Br. Clinton and other Brothers engage students involved in our campus outreaches to assess their passion for the Lord as well as their desire to become Missionary Core leaders and witness to others about their faith.
“We’re looking for students who are already passionate about the Lord and who have a passion for reaching and engaging the lost in a way that builds off of their love and desire for Him,” said Br. Clinton. “Much like the 72 that Jesus appointed to preach the Good News, our Missionary Core student leaders desire to evangelize others to encounter the Lord.”

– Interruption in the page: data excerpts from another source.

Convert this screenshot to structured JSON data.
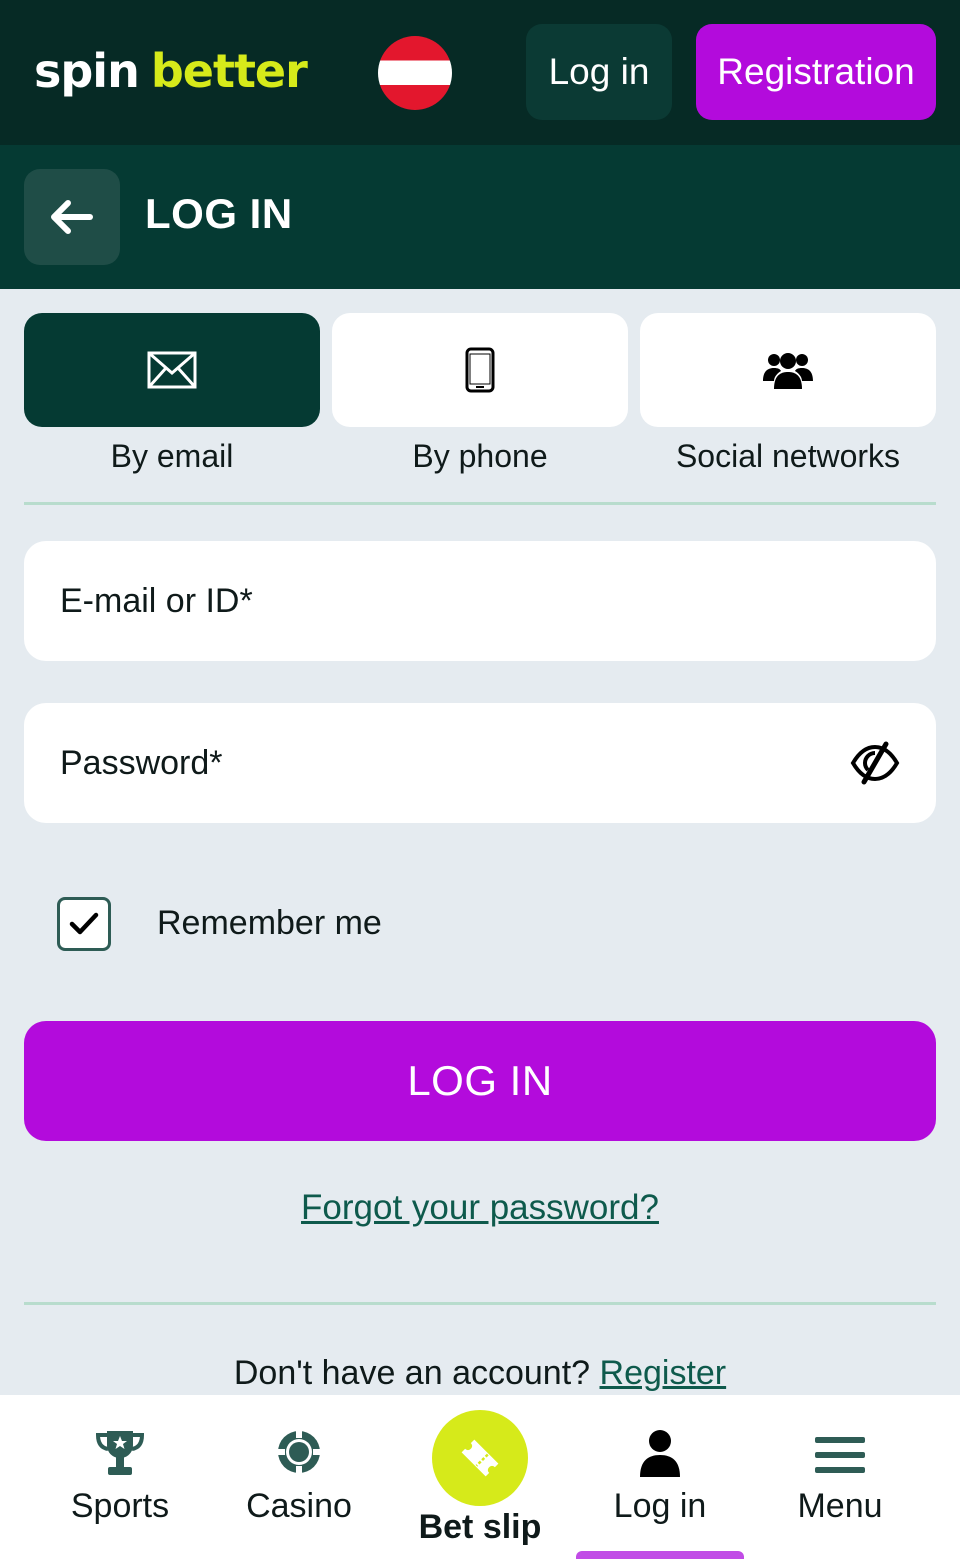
{
  "header": {
    "logo_part1": "spin",
    "logo_part2": "better",
    "login_label": "Log in",
    "register_label": "Registration"
  },
  "subheader": {
    "title": "LOG IN"
  },
  "tabs": [
    {
      "label": "By email",
      "icon": "envelope-icon",
      "active": true
    },
    {
      "label": "By phone",
      "icon": "phone-icon",
      "active": false
    },
    {
      "label": "Social networks",
      "icon": "users-icon",
      "active": false
    }
  ],
  "form": {
    "email_placeholder": "E-mail or ID*",
    "password_placeholder": "Password*",
    "remember_label": "Remember me",
    "remember_checked": true,
    "submit_label": "LOG IN",
    "forgot_label": "Forgot your password?",
    "no_account_text": "Don't have an account?",
    "register_link": "Register"
  },
  "bottom_nav": {
    "items": [
      {
        "label": "Sports",
        "icon": "trophy-icon"
      },
      {
        "label": "Casino",
        "icon": "casino-chip-icon"
      },
      {
        "label": "Bet slip",
        "icon": "ticket-icon"
      },
      {
        "label": "Log in",
        "icon": "user-icon",
        "active": true
      },
      {
        "label": "Menu",
        "icon": "hamburger-icon"
      }
    ]
  },
  "colors": {
    "header_bg": "#062a25",
    "subheader_bg": "#053a33",
    "accent_purple": "#b30bdc",
    "accent_lime": "#d6ea1a",
    "page_bg": "#e5ebf0",
    "link": "#0e5a4c"
  }
}
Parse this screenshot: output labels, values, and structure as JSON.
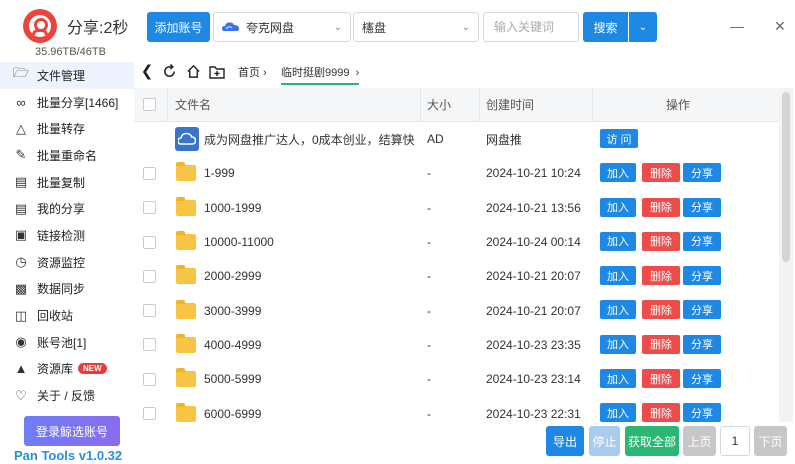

After graduating from FSU in 2019, Bibiana became a missionary in Saint Paul’s Outreach (SPO) and came to Boston to serve with us at Northeastern University’s Catholic Center. The newly formed Missionary Core program she found was primed and ready to take the next step.
“My experience at FSU had prepared me for what I was about to do in Boston,” said Bibiana. “Within a few short years, Missionary Core in Boston grew faster than we were expecting it to grow. There must be this beautiful moment in heaven when we will all see the fruit of our many ‘Yeses’ to follow the Lord and share Him with others.”
Five FSU women students. Five separate paths in faith — until Missionary Core brought them together, one-by-one, transforming them into five evangelists. They said “Yes” to freely sharing their love of Jesus Christ with other women.
Catherine Hunckler (née McNeal) was one of the first students at FSU to become part of Missionary Core when the program began about a decade ago. Catherine reached out to Erika Richard, who over time mentored Bibiana Nuñez. Then Bibiana evangelized Monica Kan, and so this “genealogy” of faith continues to grow today.
“We’re like this family tree of discipleship,” said Bibiana. “Even though Monica and I never went to school with Catherine, every time Catherine’s travels bring her close to us we all get together. It’s a spiritual connection that we all share.”
And it’s a spiritual connection they continue to form with other women.
“It’s a ripple effect that continues to grow,” said Bibiana. “There’s something powerful about a student seeing another student reaching out to them and thinking, ‘If this student is reaching out to me, maybe it’s possible for me to take that step with someone else.”
(Front to Back) Monica Kan, Isabel Nuñez, Bibiana Nuñez, Erika Richard and Catherine Hunckler (née McNeal) on the steps of St. Paul’s Church in Harvard Square. The four women traveled to Boston in 2020 to visit Bibiana after she became a missionary through Saint Paul’s Outreach and joined the Brothers’ work at Northeastern University.